“Censoring Julie Bindel”: a response

Beatrix Campbell has written a delightful article about Julie Bindel’s involvement in feminism’s “trans wars”. I couldn’t help but noticed that it’s riddled with inaccuracies…

“Airing the complications and troubles of transgender politics is being traduced as “transphobia”.”

No. Arguing that transsexed people shouldn’t exist, consistently belittling and propagating prejudice is being characterised as transphobia. It’s possible to air the complications and troubles of ‘transgender poltitics’ without being a bigot.

“Transgender people who used to live as men and now live as women persuaded the May 2009 NUS women’s conference to mandate its officers to share no platform with Julie Bindel.”

The motion wasn’t proposed by trans women.

Moreover, characterising trans attendees of women’s conference as ‘transgender people who used to live as men’ merely demonstrates your own ignorance.

“The NUS women’s campaign shows no solidarity with women who are offended by the presence in their safe spaces of people who used to be men.”

That’s true! Well, minus the ‘used to be men’ bit…but that’s a whole other kettle of fish which I’m sure others will address at length. We also show no solidarity with straight women who are offended by the presence of lesbian women, or white women who are offended by black women. In fact I might go so far as to argue that it is these ‘offended’ people who undermine the ideal of a safe space…

“This month, her enemies mustered a picket outside Queer Question Time in a London pub. They’re not censoring her, they say, you can read her, they say, just don’t go to hear her.”

“The transgender vigilantes should listen up, wise up and grow up, participate in, not proscribe, the debate they started.”

First off: it’s worth noting that the NUS has nothing to do with the picket outside Queer Question Time, which was organised by independent activists.
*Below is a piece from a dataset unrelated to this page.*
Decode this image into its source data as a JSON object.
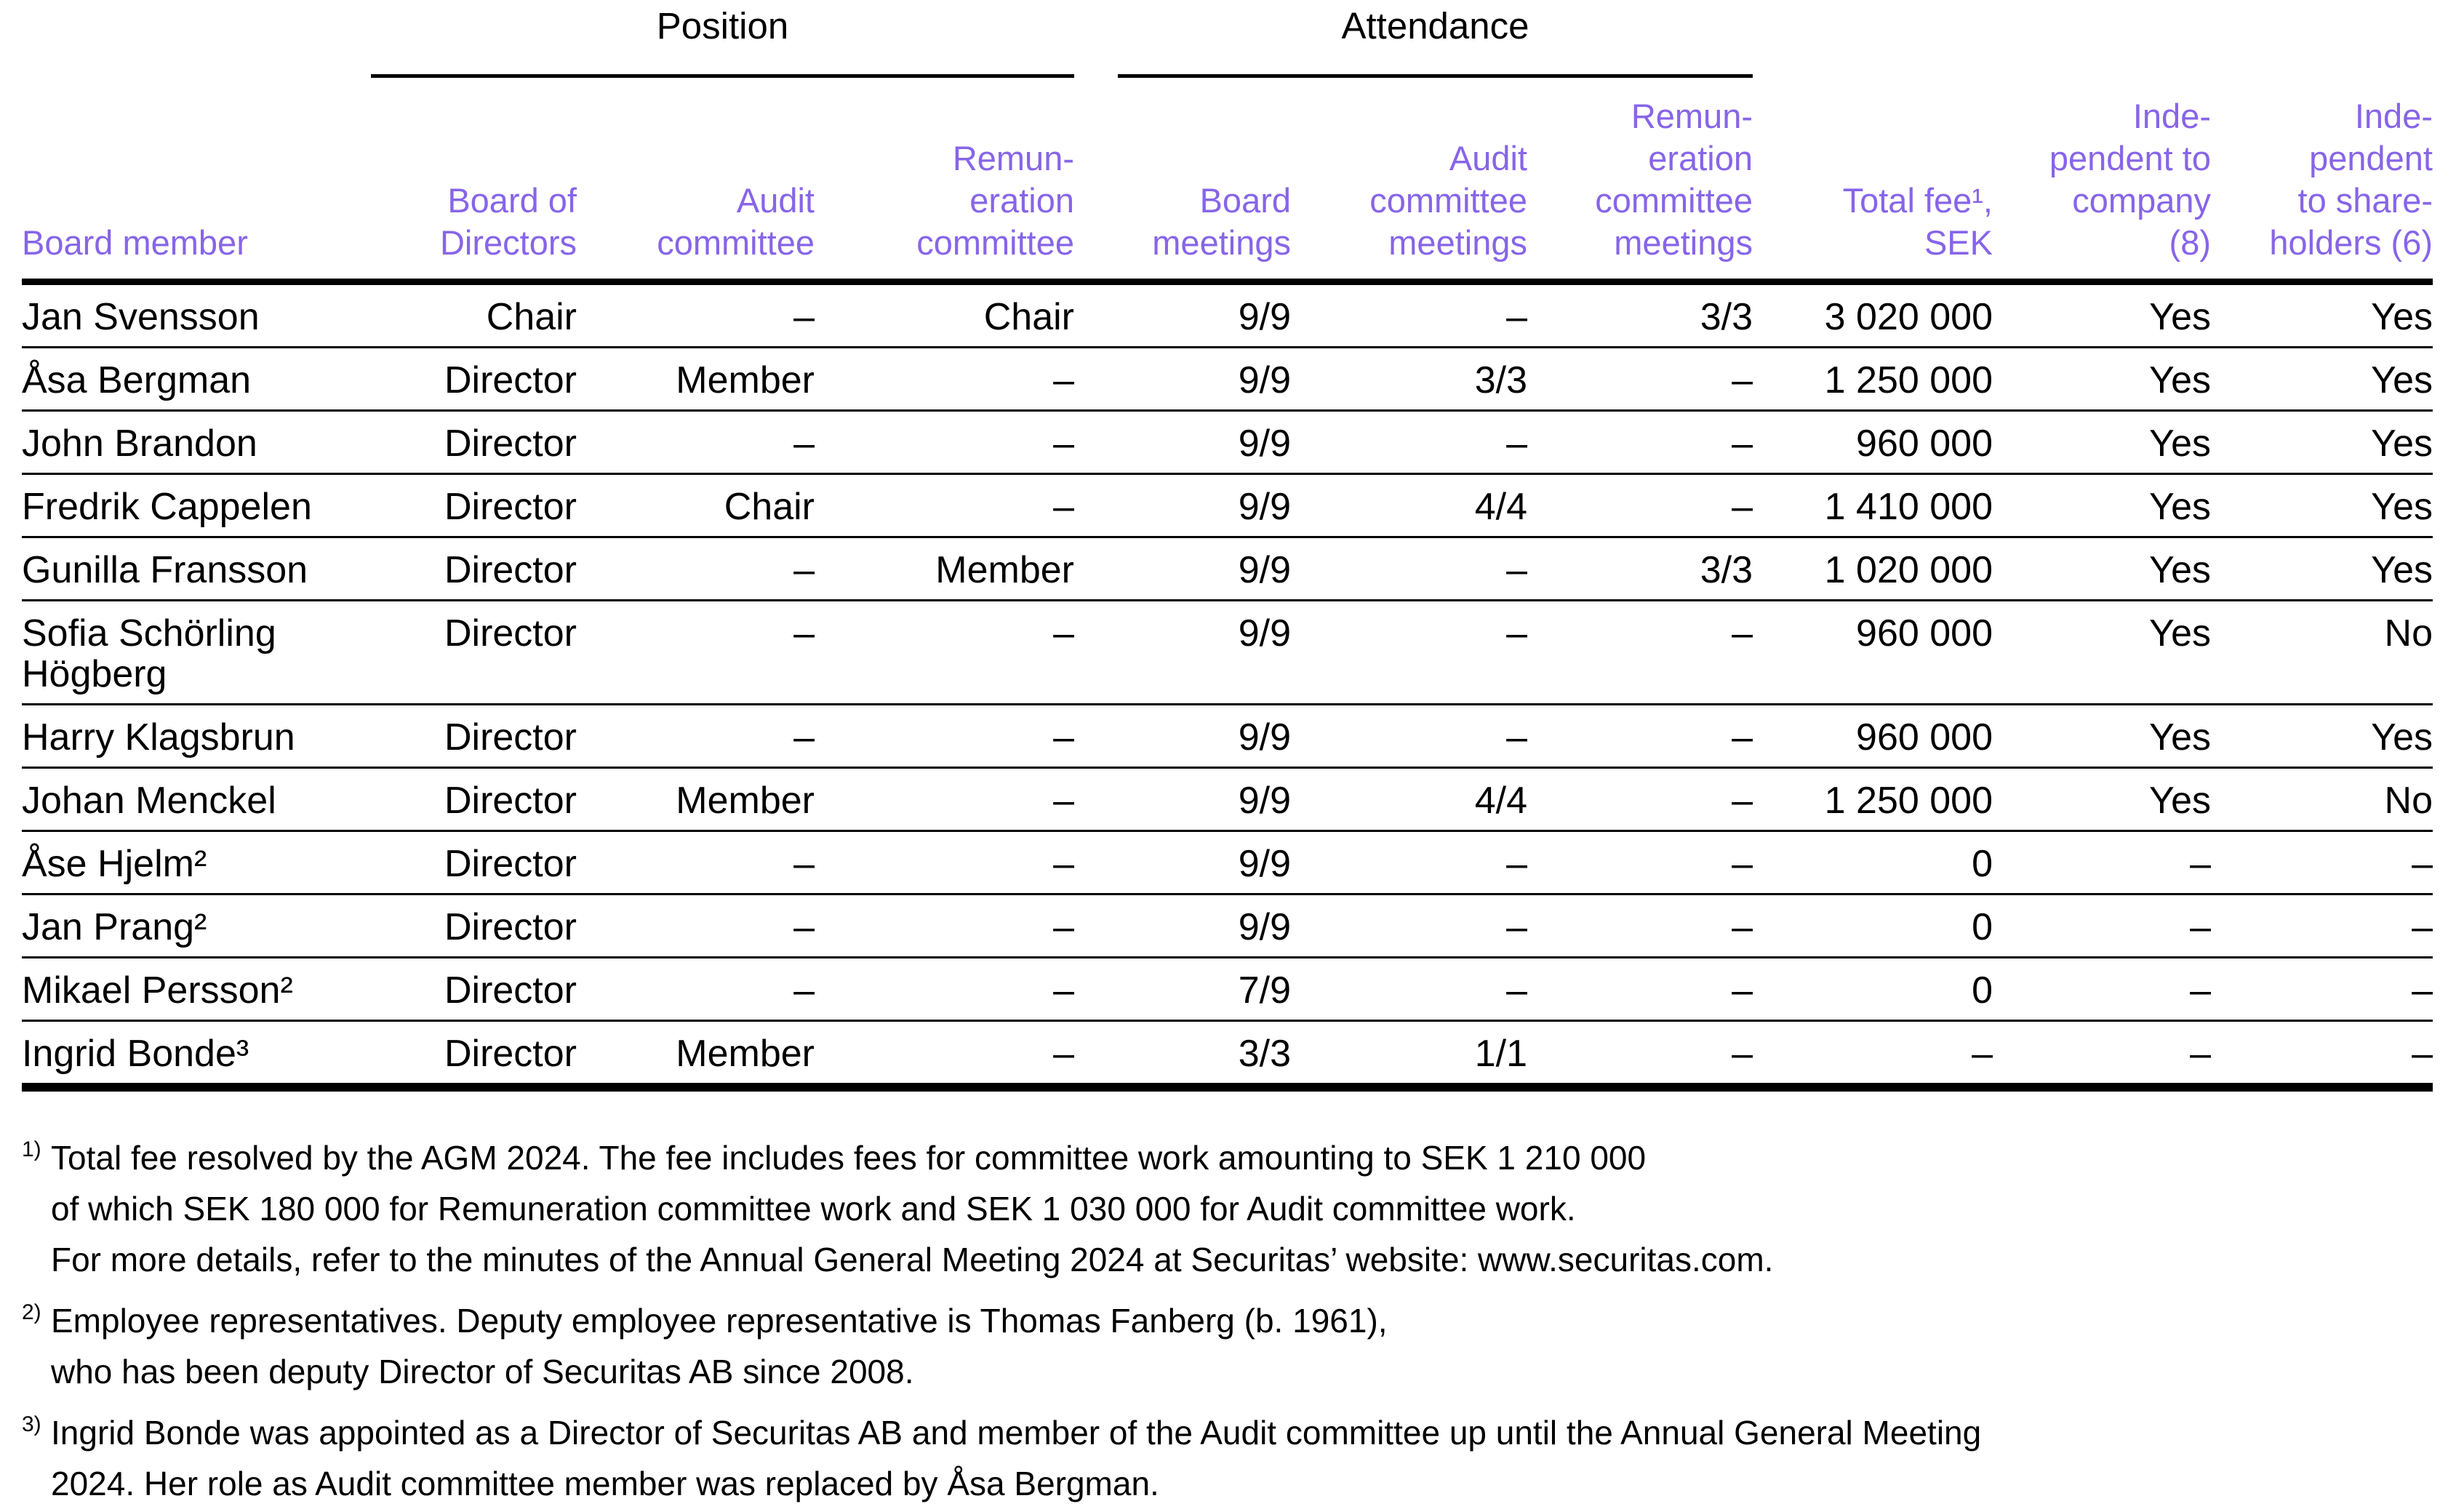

Also, you’re inaccurately depicting the arguments of those who would prefer not to see Bindel given a high-profile speaking slot at a supposedly queer-friendly venue. Unlike journalists with newspaper and magazine columns, we usually don’t have access to an audience to listen to our side of the story outside of blogs and community publications. We don’t have the opportunity to ‘participate’ on the level that Bindel does.

This doesn’t mean that we want transphobes to be entirely censored: rather, we wish it to be recognised that there are events at which it is inappropriate to invite a bigot to speak. Moreover, in what way is it fair for people to ‘debate’ our very existence? This, incidentally, is why we’re so ‘offended’ – and why we don’t give much credence to the ‘offence’ experienced by those who would discriminate against us.

One thought on ““Censoring Julie Bindel”: a response

  1. You rebuttal was much better than mine, which consisted essentially of:
    “Stop picking on Julie it’s not fair she did nothing wrong waahh”.